The MacNab — Raeburn's Portrait

The most famous image associated with Clan MacNab is Henry Raeburn's portrait of Francis MacNab (1734–1816), 12th Chief of MacNab, painted around 1803 and exhibited at the Royal Academy in 1813. Raeburn — Scotland's greatest portrait painter — depicted the MacNab as a figure of extraordinary physical presence: a large man wrapped in tartan and fur, standing in a Highland landscape with an air of complete authority and slightly theatrical magnificence. The portrait has been described as one of the most commanding images of a Highland chief ever painted.

The MacNab — as Francis was known, using the traditional Highland style of referring to the chief simply as "the" MacNab — was a figure of considerable complexity. He was undoubtedly impressive in person; contemporaries described his physical presence and his domineering personality. He was also financially ruinous: he accumulated enormous debts, was repeatedly pursued by creditors, and eventually fled Scotland for Canada to escape the consequences of his borrowing. Raeburn captured the magnificence of the man without the catastrophic financial mismanagement that forced his departure.

Where the portrait lives: Raeburn's portrait of the MacNab is held by the Clan MacNab Society and is one of the most reproduced images of a Scottish Highland chief. It is widely regarded as Raeburn's masterpiece of male portraiture — the fur-wrapped, imperious figure standing in the glen has become an archetype of Scottish Highland identity. The original hangs in a private collection; reproductions are common in Scottish heritage contexts.

Francis MacNab in Canada

Francis MacNab, fleeing his creditors, arrived in Upper Canada (now Ontario) around 1823. He was nearly ninety years old — his remarkable physical constitution had given him an extraordinary lifespan — but he retained the energy and imperious temperament that Raeburn had captured two decades earlier. He was granted a large tract of land in Lanark County, Upper Canada, on the Mississippi River, and he established a settlement that eventually became the town of Arnprior.

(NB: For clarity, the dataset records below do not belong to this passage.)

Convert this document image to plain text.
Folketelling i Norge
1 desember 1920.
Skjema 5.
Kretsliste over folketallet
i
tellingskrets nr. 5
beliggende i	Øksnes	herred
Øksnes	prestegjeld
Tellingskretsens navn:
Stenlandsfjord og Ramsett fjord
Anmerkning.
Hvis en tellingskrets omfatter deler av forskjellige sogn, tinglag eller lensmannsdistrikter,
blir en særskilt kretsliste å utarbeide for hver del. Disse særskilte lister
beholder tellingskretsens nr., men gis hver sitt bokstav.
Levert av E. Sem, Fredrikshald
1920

The MacNab settlement in Ontario attracted Scots emigrants — many of them from Perthshire, seeking a fresh start in the new world. Francis governed his Canadian settlement with the same autocratic assumptions he had applied in Scotland, and his relationship with his tenants in Canada was as troubled as his relationship with his creditors at home. He was eventually removed from his Canadian holdings after complaints about his conduct, and died in France in 1860 at the reported age of 126 — a figure that, if accurate, would make him one of the oldest people in recorded history, though the arithmetic of his birth year is disputed.

The MacNab community in Ontario around Arnprior remains one of the most documented Scottish-Canadian clan settlements, and the Clan MacNab Society maintains strong connections with the Canadian branch of the family.

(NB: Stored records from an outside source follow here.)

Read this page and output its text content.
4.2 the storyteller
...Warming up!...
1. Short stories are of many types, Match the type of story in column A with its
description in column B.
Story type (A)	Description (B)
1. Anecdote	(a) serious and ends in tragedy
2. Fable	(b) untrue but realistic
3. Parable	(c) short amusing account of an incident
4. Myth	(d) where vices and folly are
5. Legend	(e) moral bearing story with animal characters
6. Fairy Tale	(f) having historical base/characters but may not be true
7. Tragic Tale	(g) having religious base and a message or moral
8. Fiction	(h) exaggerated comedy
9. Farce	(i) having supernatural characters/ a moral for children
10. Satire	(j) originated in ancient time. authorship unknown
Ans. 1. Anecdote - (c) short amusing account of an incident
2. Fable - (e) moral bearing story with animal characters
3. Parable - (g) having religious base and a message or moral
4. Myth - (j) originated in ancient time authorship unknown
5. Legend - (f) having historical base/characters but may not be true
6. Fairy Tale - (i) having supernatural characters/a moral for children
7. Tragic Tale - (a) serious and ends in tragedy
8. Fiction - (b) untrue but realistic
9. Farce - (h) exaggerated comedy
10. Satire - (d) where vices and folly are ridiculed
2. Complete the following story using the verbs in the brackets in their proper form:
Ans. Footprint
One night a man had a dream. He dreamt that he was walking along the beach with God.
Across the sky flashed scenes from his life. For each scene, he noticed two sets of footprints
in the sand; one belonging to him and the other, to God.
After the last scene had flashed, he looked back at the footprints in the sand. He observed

Researching MacNab Ancestry

Perthshire — and specifically the parishes around Killin, Glen Dochart, and the south shore of Loch Tay — is the primary research territory for MacNab ancestry.

Key sources

ScotlandsPeople (scotlandspeople.gov.uk) — Old Parish Registers for Perthshire, particularly Killin and Kenmore parishes, which cover the MacNab heartland. Civil registration from 1855 and census records provide the post-1855 base.

Clan MacNab Society — maintains genealogical resources, connections to the Arnprior community in Ontario, and records relevant to MacNab families in Scotland and Canada. The Society is a valuable first contact for researchers.

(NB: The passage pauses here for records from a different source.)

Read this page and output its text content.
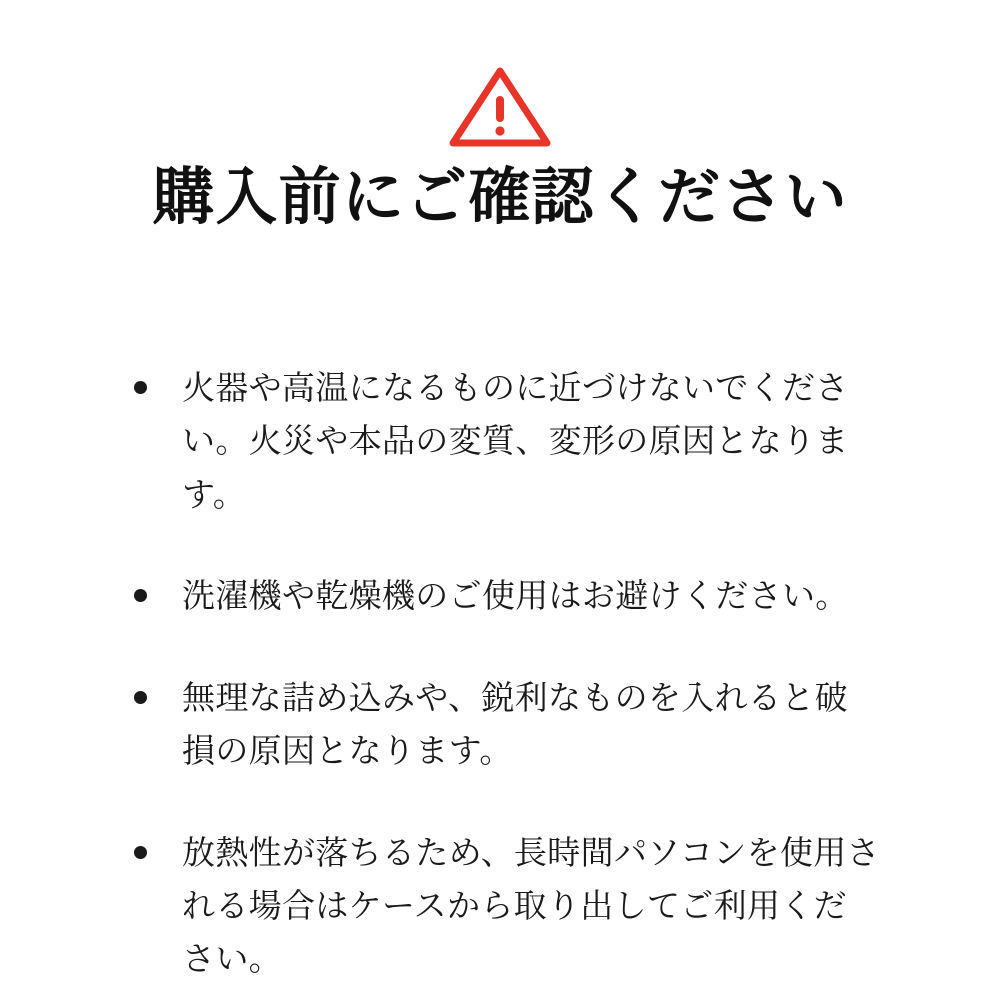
購入前にご確認ください
火器や高温になるものに近づけないでください。火災や本品の変質、変形の原因となります。
洗濯機や乾燥機のご使用はお避けください。
無理な詰め込みや、鋭利なものを入れると破損の原因となります。
放熱性が落ちるため、長時間パソコンを使用される場合はケースから取り出してご利用ください。
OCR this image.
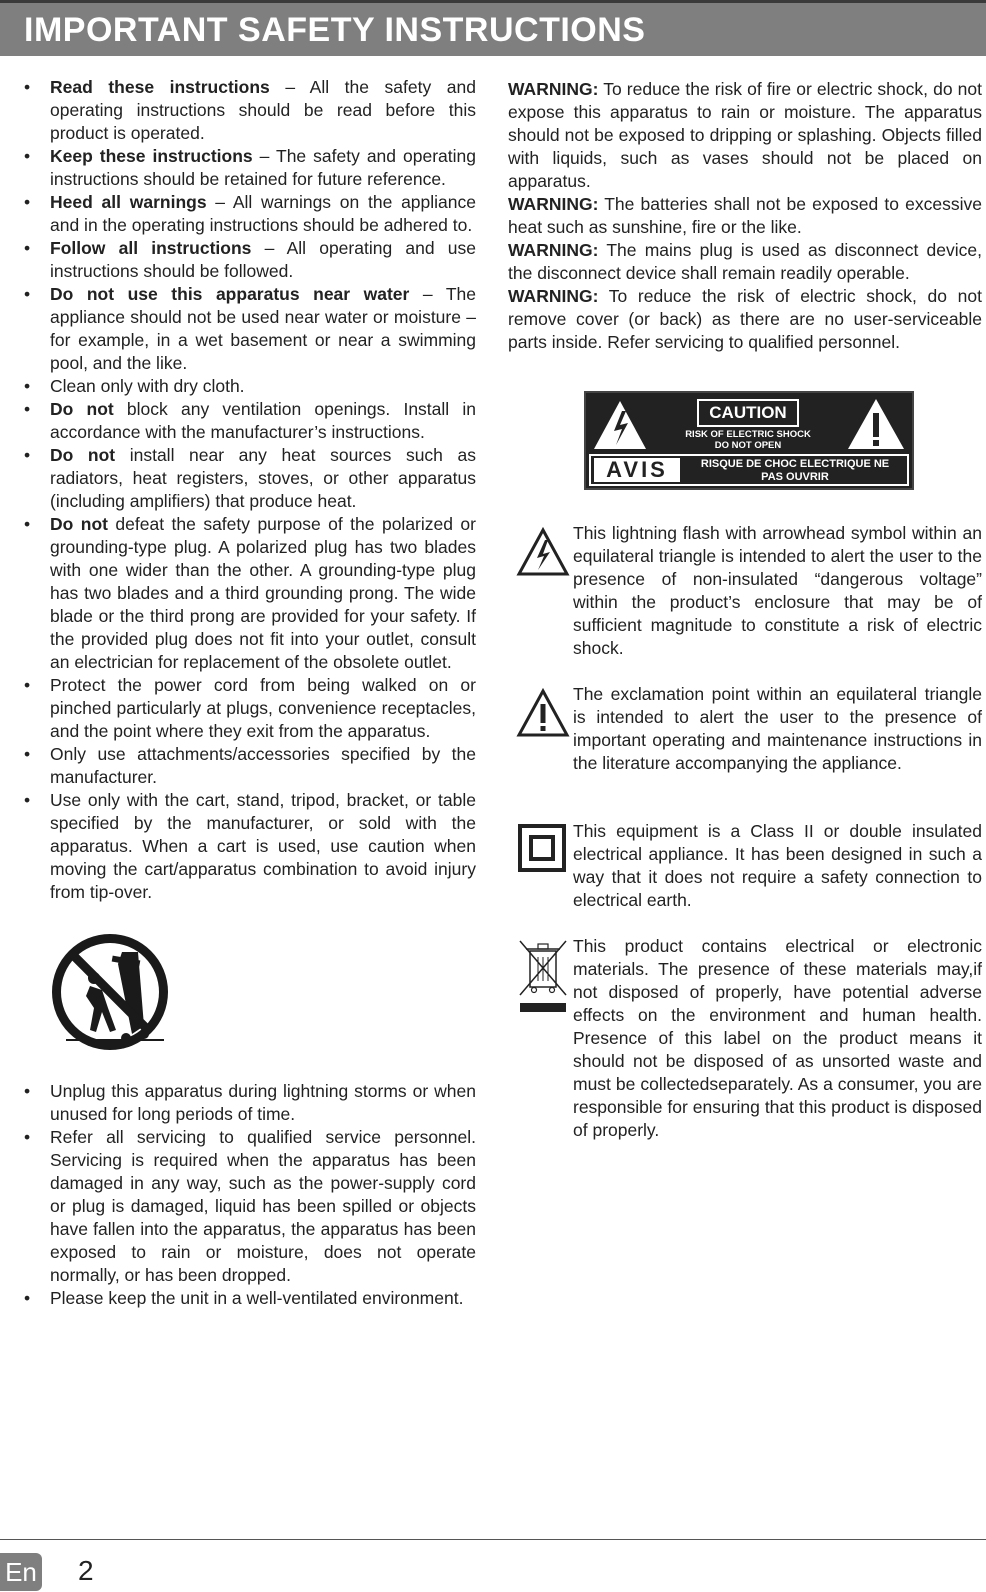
IMPORTANT SAFETY INSTRUCTIONS
• Read these instructions – All the safety and operating instructions should be read before this product is operated.
• Keep these instructions – The safety and operating instructions should be retained for future reference.
• Heed all warnings – All warnings on the appliance and in the operating instructions should be adhered to.
• Follow all instructions – All operating and use instructions should be followed.
• Do not use this apparatus near water – The appliance should not be used near water or moisture – for example, in a wet basement or near a swimming pool, and the like.
• Clean only with dry cloth.
• Do not block any ventilation openings. Install in accordance with the manufacturer’s instructions.
• Do not install near any heat sources such as radiators, heat registers, stoves, or other apparatus (including amplifiers) that produce heat.
• Do not defeat the safety purpose of the polarized or grounding-type plug. A polarized plug has two blades with one wider than the other. A grounding-type plug has two blades and a third grounding prong. The wide blade or the third prong are provided for your safety. If the provided plug does not fit into your outlet, consult an electrician for replacement of the obsolete outlet.
• Protect the power cord from being walked on or pinched particularly at plugs, convenience receptacles, and the point where they exit from the apparatus.
• Only use attachments/accessories specified by the manufacturer.
• Use only with the cart, stand, tripod, bracket, or table specified by the manufacturer, or sold with the apparatus. When a cart is used, use caution when moving the cart/apparatus combination to avoid injury from tip-over.
• Unplug this apparatus during lightning storms or when unused for long periods of time.
• Refer all servicing to qualified service personnel. Servicing is required when the apparatus has been damaged in any way, such as the power-supply cord or plug is damaged, liquid has been spilled or objects have fallen into the apparatus, the apparatus has been exposed to rain or moisture, does not operate normally, or has been dropped.
• Please keep the unit in a well-ventilated environment.

WARNING: To reduce the risk of fire or electric shock, do not expose this apparatus to rain or moisture. The apparatus should not be exposed to dripping or splashing. Objects filled with liquids, such as vases should not be placed on apparatus.

WARNING: The batteries shall not be exposed to excessive heat such as sunshine, fire or the like.

WARNING: The mains plug is used as disconnect device, the disconnect device shall remain readily operable.

WARNING: To reduce the risk of electric shock, do not remove cover (or back) as there are no user-serviceable parts inside. Refer servicing to qualified personnel.

CAUTION
RISK OF ELECTRIC SHOCK
DO NOT OPEN
AVIS	RISQUE DE CHOC ELECTRIQUE NE
PAS OUVRIR
This lightning flash with arrowhead symbol within an equilateral triangle is intended to alert the user to the presence of non-insulated “dangerous voltage” within the product’s enclosure that may be of sufficient magnitude to constitute a risk of electric shock.
The exclamation point within an equilateral triangle is intended to alert the user to the presence of important operating and maintenance instructions in the literature accompanying the appliance.
This equipment is a Class II or double insulated electrical appliance. It has been designed in such a way that it does not require a safety connection to electrical earth.
This product contains electrical or electronic materials. The presence of these materials may,if not disposed of properly, have potential adverse effects on the environment and human health. Presence of this label on the product means it should not be disposed of as unsorted waste and must be collectedseparately. As a consumer, you are responsible for ensuring that this product is disposed of properly.
En 2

Archives of Ontario (Canada) — holds records relevant to the MacNab settlement in Lanark County, Ontario, including the original land grants, township records, and correspondence relating to the Francis MacNab settlement. Essential for Canadian MacNab research.

Perth and Kinross Council Archive — local estate papers, court records, and historical documents for the Perthshire area, with specific relevance to the MacNab lands in Glen Dochart and around Loch Tay.